Now, let the voltage of the capacitor 7 at this time be v.
When a voltage of v is applied in this way, since the diode 11 is in the forward direction and the diode 5 is in the opposite direction with respect to this voltage, the junction capacitance C ₅ of the diode 5 is charged with the voltage of v. That is, the junction capacitance C ₅
can store 1/2C ₅ v ² of energy. Next, the energy stored in the junction capacitance C ₅ is released into a vibrating circuit consisting of the junction capacitance C ₅ , the junction capacitance C ₁₁ of the diode 11 , the inductance element 3 , the capacitor 2 , and the junction capacitance C ₅ . In this case, C ₅ ≒
Assuming C ₁₁ , the capacitor 2 is smaller than C ₅ and C ₁₁ .
capacity is much larger. Therefore, from a circuit perspective, it is equivalent to capacitor 2 being short-circuited. Therefore, the energy stored in the junction capacitance C ₅ is substantially released through the path from the junction capacitance C ₅ to the junction capacitance C ₁₁ to the inductance element 3 to the junction capacitance C ₅ , and the junction capacitances C ₅ and C ₁₁ are It is charged to the polarity shown every other time.
Therefore, as shown in FIG. 4, the voltage between C and B will undergo damped free oscillation for a while after the transistor 4 is turned off. As can be seen from this waveform, a plurality of forward half waves appear for the diode 6. Further, due to the presence of the diode 11, the off time of the transistor 4 is shortened, and as a result, the current change rate becomes large and the peak value of the first wave overvoltage becomes higher than that of the conventional one. Therefore,
Since these half waves contribute to the charging of the capacitor 7, the effective value of the voltage applied to the capacitor 7 can be increased compared to the conventional case, and the charging time can be shortened accordingly.

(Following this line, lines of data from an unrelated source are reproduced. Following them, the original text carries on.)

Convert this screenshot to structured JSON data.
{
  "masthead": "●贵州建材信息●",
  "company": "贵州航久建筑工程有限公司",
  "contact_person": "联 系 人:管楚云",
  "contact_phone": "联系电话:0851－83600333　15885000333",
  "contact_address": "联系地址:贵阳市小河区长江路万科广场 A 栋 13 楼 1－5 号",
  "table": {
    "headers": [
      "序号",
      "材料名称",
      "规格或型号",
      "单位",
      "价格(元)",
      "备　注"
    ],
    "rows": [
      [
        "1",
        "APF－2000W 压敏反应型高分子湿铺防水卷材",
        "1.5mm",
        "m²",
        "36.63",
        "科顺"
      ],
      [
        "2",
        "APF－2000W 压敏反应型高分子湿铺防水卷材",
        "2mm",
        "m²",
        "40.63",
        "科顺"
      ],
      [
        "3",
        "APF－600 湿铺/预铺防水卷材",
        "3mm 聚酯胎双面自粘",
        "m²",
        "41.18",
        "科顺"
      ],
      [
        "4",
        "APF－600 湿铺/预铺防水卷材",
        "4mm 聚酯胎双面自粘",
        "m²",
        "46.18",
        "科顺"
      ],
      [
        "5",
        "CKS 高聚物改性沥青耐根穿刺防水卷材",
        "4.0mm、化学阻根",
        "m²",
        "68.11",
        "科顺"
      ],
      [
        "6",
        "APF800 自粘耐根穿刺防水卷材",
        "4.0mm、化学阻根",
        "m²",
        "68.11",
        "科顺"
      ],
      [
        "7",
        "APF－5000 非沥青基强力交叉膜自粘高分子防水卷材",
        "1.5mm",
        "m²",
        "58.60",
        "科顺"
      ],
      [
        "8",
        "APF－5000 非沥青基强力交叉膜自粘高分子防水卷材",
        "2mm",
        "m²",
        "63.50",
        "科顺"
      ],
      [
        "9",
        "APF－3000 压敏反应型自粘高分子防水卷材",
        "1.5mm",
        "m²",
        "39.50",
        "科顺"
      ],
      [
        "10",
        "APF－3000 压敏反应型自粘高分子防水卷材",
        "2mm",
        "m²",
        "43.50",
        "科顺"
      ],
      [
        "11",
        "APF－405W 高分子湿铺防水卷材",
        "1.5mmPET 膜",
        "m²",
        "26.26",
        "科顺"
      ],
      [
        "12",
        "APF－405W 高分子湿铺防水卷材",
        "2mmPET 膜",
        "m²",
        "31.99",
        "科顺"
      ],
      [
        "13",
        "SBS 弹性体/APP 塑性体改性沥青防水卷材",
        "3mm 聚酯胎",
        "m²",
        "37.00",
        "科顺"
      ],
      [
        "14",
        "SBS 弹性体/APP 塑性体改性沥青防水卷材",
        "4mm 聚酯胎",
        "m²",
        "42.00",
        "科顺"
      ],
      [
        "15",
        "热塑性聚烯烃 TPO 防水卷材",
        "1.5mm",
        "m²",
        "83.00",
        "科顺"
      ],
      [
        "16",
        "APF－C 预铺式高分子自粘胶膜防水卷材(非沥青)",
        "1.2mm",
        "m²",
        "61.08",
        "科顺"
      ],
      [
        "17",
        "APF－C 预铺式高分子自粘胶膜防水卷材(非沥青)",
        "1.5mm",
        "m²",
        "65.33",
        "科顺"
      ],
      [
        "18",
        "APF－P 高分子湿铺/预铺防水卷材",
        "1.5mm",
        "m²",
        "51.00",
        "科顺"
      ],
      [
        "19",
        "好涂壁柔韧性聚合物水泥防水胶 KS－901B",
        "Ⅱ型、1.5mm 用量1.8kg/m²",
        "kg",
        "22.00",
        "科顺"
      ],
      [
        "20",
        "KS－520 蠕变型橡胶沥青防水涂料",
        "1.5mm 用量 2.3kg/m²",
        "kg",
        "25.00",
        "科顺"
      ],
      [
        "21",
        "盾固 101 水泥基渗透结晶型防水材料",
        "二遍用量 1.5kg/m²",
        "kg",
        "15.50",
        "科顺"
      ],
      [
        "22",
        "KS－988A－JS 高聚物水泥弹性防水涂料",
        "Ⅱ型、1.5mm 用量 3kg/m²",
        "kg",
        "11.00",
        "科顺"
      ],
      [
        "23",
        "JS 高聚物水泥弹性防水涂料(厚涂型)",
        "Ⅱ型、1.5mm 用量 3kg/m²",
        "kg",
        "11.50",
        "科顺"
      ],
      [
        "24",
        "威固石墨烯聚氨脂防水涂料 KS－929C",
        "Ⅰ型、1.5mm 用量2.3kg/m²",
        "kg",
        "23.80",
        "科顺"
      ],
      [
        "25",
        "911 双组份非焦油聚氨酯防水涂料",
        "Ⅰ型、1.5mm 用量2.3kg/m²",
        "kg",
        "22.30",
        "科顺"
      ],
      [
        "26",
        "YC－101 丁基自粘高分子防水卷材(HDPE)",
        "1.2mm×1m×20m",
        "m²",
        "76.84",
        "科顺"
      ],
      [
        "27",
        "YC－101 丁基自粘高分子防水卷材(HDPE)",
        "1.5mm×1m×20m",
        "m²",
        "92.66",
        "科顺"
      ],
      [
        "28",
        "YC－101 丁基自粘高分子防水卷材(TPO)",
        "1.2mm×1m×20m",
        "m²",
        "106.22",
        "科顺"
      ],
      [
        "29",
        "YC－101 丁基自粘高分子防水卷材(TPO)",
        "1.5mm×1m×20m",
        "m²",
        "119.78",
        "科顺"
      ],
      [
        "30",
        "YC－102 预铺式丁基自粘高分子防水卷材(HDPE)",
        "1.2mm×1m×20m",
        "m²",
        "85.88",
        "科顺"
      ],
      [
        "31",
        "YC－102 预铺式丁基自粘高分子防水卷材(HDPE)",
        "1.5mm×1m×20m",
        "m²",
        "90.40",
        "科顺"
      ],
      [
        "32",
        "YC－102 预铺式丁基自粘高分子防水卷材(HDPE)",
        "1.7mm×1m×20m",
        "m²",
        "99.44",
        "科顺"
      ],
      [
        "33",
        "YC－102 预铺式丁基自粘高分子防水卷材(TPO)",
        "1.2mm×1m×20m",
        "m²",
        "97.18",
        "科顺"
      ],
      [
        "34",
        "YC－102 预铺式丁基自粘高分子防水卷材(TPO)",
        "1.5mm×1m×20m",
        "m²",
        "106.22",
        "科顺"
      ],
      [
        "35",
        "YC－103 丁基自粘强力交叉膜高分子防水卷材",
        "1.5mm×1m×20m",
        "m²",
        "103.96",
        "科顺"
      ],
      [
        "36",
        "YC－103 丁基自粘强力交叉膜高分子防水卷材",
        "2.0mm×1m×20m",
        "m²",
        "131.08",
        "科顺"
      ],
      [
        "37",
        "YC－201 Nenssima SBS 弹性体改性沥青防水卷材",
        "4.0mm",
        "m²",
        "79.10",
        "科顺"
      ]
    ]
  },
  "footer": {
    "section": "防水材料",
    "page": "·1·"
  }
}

FIG. 5 shows another embodiment of the present invention,
The same parts as in FIG. 3 are indicated by the same reference numerals.

This embodiment differs from the previous embodiment in that the cathode of diode 11 is connected to the anode of diode 6.

With such a configuration, the voltage applied to the capacitor 7 due to the rectification action of the diode 11,
In other words, the voltage between D and B in the figure has the waveform shown in FIG. In this case, the peak value v' is lowered by the voltage shared by the diode 11 compared to the embodiment shown in FIG. However, the effective value of the voltage applied to the capacitor 7 is larger than in the conventional case. Therefore, the same effects as in the embodiment described above can be obtained.

Although stray capacitance was not mentioned in the description of each of the above-mentioned embodiments, since stray capacitance always exists in an actual circuit, the energy stored in this capacitance can also be effectively used in the present invention.

[Brief explanation of the drawing]

Figure 1 is a block diagram of a conventional step-up switching regulator, Figure 2 is a diagram showing the output waveform of the high voltage generator of the same regulator, and Figure 3 is a diagram of a switching regulator according to an embodiment of the present invention. FIG. 4 is a diagram showing the output waveform of the high voltage generator in the regulator, FIG. 5 is a diagram showing the configuration of a switching regulator according to another embodiment of the present invention, and FIG. It is a figure which shows the output waveform of the high voltage generation part in the same regulator. 1... DC power supply, 2, 7... Capacitor, 3...
...Inductance element, 4...Transistor,
5, 6, 11...diode.

Claims (1)

[Scope of utility model registration request] A step-up type switch in which an inductance element and a semiconductor switching element are connected in series between both ends of a capacitor that is charged by a DC power supply, and a protective diode is connected in opposite polarity between both ends of the semiconductor switching element. 1. A switching regulator, characterized in that a diode is inserted in a forward direction between the inductance element and the semiconductor switching element.